As she waits to testify at a Committee hearing headed up by Sen. Estes Kefauver (David Strathairn), Bettie Page (Gretchen Mol) reflects on her life, from her early days in Nashville and her failed marriage to college football star Billy Neal (Norman Reedus) to the events that brought her to New York City, where she hoped to make a fresh start.
It was while strolling on the beach at Coney Island one sunny afternoon that Bettie met Jerry Tibbs (Kevin Carroll). An NYPD officer and part-time photographer, Tibbs convinced Bettie to take up modeling, and before long she was posing for Irving Klaw (Chris Bauer) and his sister Paula (Lili Taylor), whose bondage-themed photos were pulling in a small fortune. In addition to working for the Klaws, Bettie also posed for Bunny Yeager (Sarah Paulson), a Florida-based photographer whose nude pictorials appeared in magazines across the country.
Page and her entire profession came under scrutiny in the late ‘50s when the Feds launched an investigation to determine the legality of bondage photos. But by then she'd already had enough, and in 1959 Bettie Page became a born-again Christian, and would never again take her clothes off in front of a camera.

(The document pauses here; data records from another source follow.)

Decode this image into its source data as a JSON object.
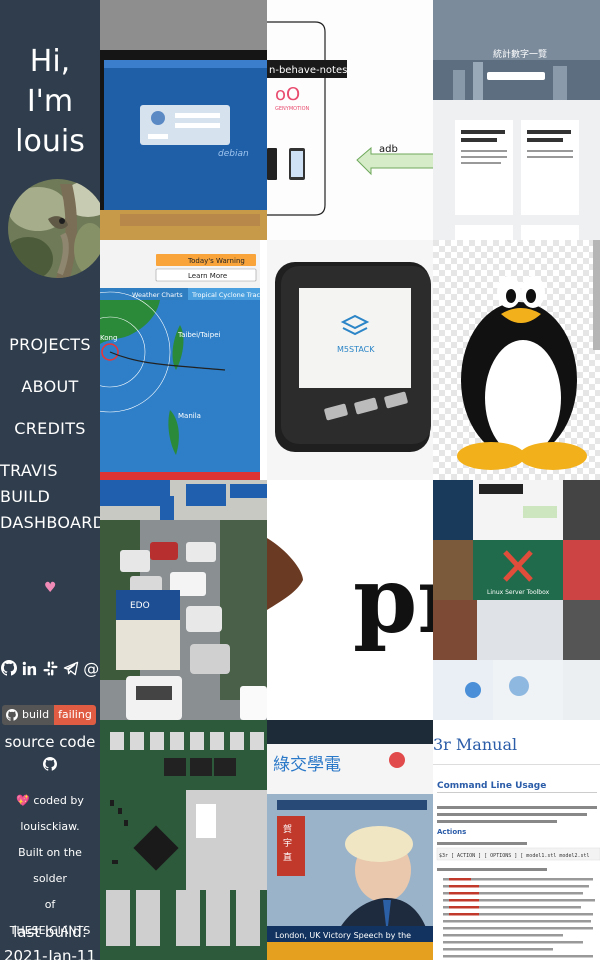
{
  "sidebar": {
    "greeting": [
      "Hi,",
      "I'm",
      "louis"
    ],
    "nav": [
      {
        "label": "PROJECTS"
      },
      {
        "label": "ABOUT"
      },
      {
        "label": "CREDITS"
      },
      {
        "label": "TRAVIS\nBUILD\nDASHBOARD"
      }
    ],
    "heart": "♥",
    "social_icons": [
      "github-icon",
      "linkedin-icon",
      "slack-icon",
      "telegram-icon",
      "email-icon"
    ],
    "badge": {
      "label": "build",
      "status": "failing",
      "status_color": "#e05d44"
    },
    "source_code": "source code",
    "coded_by": "💖 coded by",
    "author": "louisckiaw.",
    "built_on": "Built on the solder",
    "of": "of",
    "giants": "THESE GIANTS",
    "last_build": "last build:",
    "last_build_date": "2021-Jan-11"
  },
  "tiles": {
    "t2": {
      "banner": "n-behave-notes",
      "logo": "GENYMOTION",
      "arrow_label": "adb"
    },
    "t3": {
      "title": "統計數字一覽"
    },
    "t4": {
      "warning": "Today's Warning",
      "learn": "Learn More",
      "tab1": "Weather Charts",
      "tab2": "Tropical Cyclone Track",
      "city1": "Taibei/Taipei",
      "city2": "Manila",
      "city3": "Kong"
    },
    "t5": {
      "brand": "M5STACK"
    },
    "t7": {
      "sign": "EDO"
    },
    "t8": {
      "letters": "pr"
    },
    "t9": {
      "caption": "Linux Server Toolbox"
    },
    "t11": {
      "headline": "London, UK Victory Speech by the"
    },
    "t12": {
      "title": "3r Manual",
      "h1": "Command Line Usage",
      "h2": "Actions",
      "syntax": "$3r [ ACTION ] [ OPTIONS ] [ model1.stl model2.stl"
    }
  }
}
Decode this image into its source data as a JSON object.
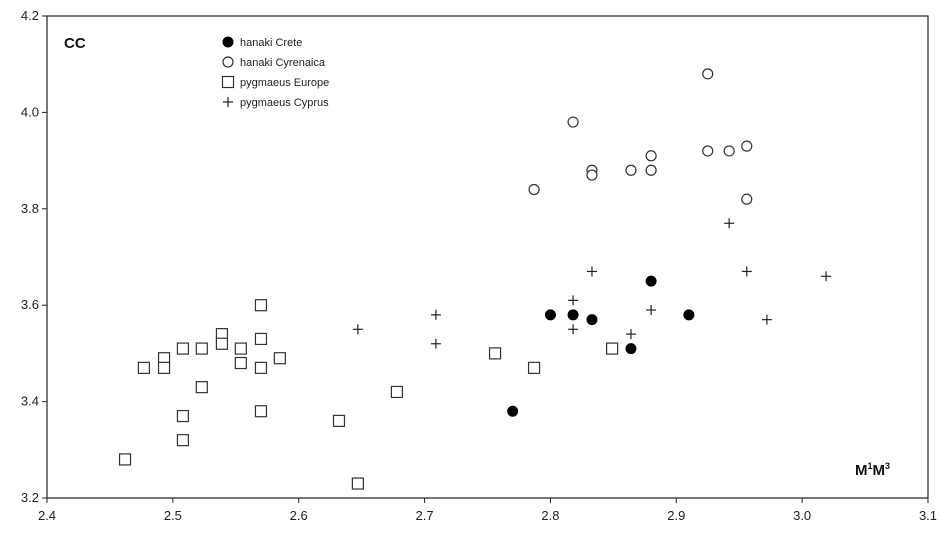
{
  "chart_data": {
    "type": "scatter",
    "title": "",
    "corner_label": "CC",
    "xlabel_main": "M",
    "xlabel_sup1": "1",
    "xlabel_mid": "M",
    "xlabel_sup2": "3",
    "xlim": [
      2.4,
      3.1
    ],
    "ylim": [
      3.2,
      4.2
    ],
    "xticks": [
      "2.4",
      "2.5",
      "2.6",
      "2.7",
      "2.8",
      "2.9",
      "3.0",
      "3.1"
    ],
    "yticks": [
      "3.2",
      "3.4",
      "3.6",
      "3.8",
      "4.0",
      "4.2"
    ],
    "grid": false,
    "legend_position": "top-left",
    "series": [
      {
        "name": "hanaki Crete",
        "marker": "filled-circle",
        "points": [
          [
            2.77,
            3.38
          ],
          [
            2.8,
            3.58
          ],
          [
            2.818,
            3.58
          ],
          [
            2.833,
            3.57
          ],
          [
            2.864,
            3.51
          ],
          [
            2.88,
            3.65
          ],
          [
            2.91,
            3.58
          ]
        ]
      },
      {
        "name": "hanaki Cyrenaica",
        "marker": "open-circle",
        "points": [
          [
            2.787,
            3.84
          ],
          [
            2.818,
            3.98
          ],
          [
            2.833,
            3.88
          ],
          [
            2.833,
            3.87
          ],
          [
            2.864,
            3.88
          ],
          [
            2.88,
            3.91
          ],
          [
            2.88,
            3.88
          ],
          [
            2.925,
            4.08
          ],
          [
            2.925,
            3.92
          ],
          [
            2.942,
            3.92
          ],
          [
            2.956,
            3.93
          ],
          [
            2.956,
            3.82
          ]
        ]
      },
      {
        "name": "pygmaeus Europe",
        "marker": "open-square",
        "points": [
          [
            2.462,
            3.28
          ],
          [
            2.477,
            3.47
          ],
          [
            2.493,
            3.49
          ],
          [
            2.493,
            3.47
          ],
          [
            2.508,
            3.51
          ],
          [
            2.508,
            3.37
          ],
          [
            2.508,
            3.32
          ],
          [
            2.523,
            3.51
          ],
          [
            2.523,
            3.43
          ],
          [
            2.539,
            3.54
          ],
          [
            2.539,
            3.52
          ],
          [
            2.554,
            3.51
          ],
          [
            2.554,
            3.48
          ],
          [
            2.57,
            3.6
          ],
          [
            2.57,
            3.53
          ],
          [
            2.57,
            3.47
          ],
          [
            2.57,
            3.38
          ],
          [
            2.585,
            3.49
          ],
          [
            2.632,
            3.36
          ],
          [
            2.647,
            3.23
          ],
          [
            2.678,
            3.42
          ],
          [
            2.756,
            3.5
          ],
          [
            2.787,
            3.47
          ],
          [
            2.849,
            3.51
          ]
        ]
      },
      {
        "name": "pygmaeus Cyprus",
        "marker": "plus",
        "points": [
          [
            2.647,
            3.55
          ],
          [
            2.709,
            3.58
          ],
          [
            2.709,
            3.52
          ],
          [
            2.818,
            3.61
          ],
          [
            2.818,
            3.55
          ],
          [
            2.833,
            3.67
          ],
          [
            2.864,
            3.54
          ],
          [
            2.88,
            3.59
          ],
          [
            2.942,
            3.77
          ],
          [
            2.956,
            3.67
          ],
          [
            2.972,
            3.57
          ],
          [
            3.019,
            3.66
          ]
        ]
      }
    ]
  }
}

Along with her striking resemblance to the title character, Gretchen Mol delivers a fantastic performance as Bettie Page, who, despite her unfortunate past (aside from her marriage to the abusive Billy Neal, there are hints that a teenage Bettie was molested by her father), was always upbeat, and in full control of her own image (during one outdoor photo session she wows a novice photographer by happily agreeing to pose for him in the nude). In addition, writer/director Mary Herron’s bold decision to shoot The Notorious Bettie Page in black and white proved a stroke of genius, and gave the finished product the look and feel of a movie from the era in which its story is set (even the brief splashes of color, including all of the film’s Florida sequences, look as if they were shot in ‘50s-era Technicolor).
With its fine supporting cast (especially Jared Harris as the slightly odd John Willie, a business associate of the Klaws’), exceptional sets and costumes, and the often seamless manner in which period stock footage is incorporated into the movie, The Notorious Bettie Page is, without a doubt, an impressive biopic. But it’s the combined talents of Mol and Herron, not to mention the film’s fascinating main subject, that make it unforgettable.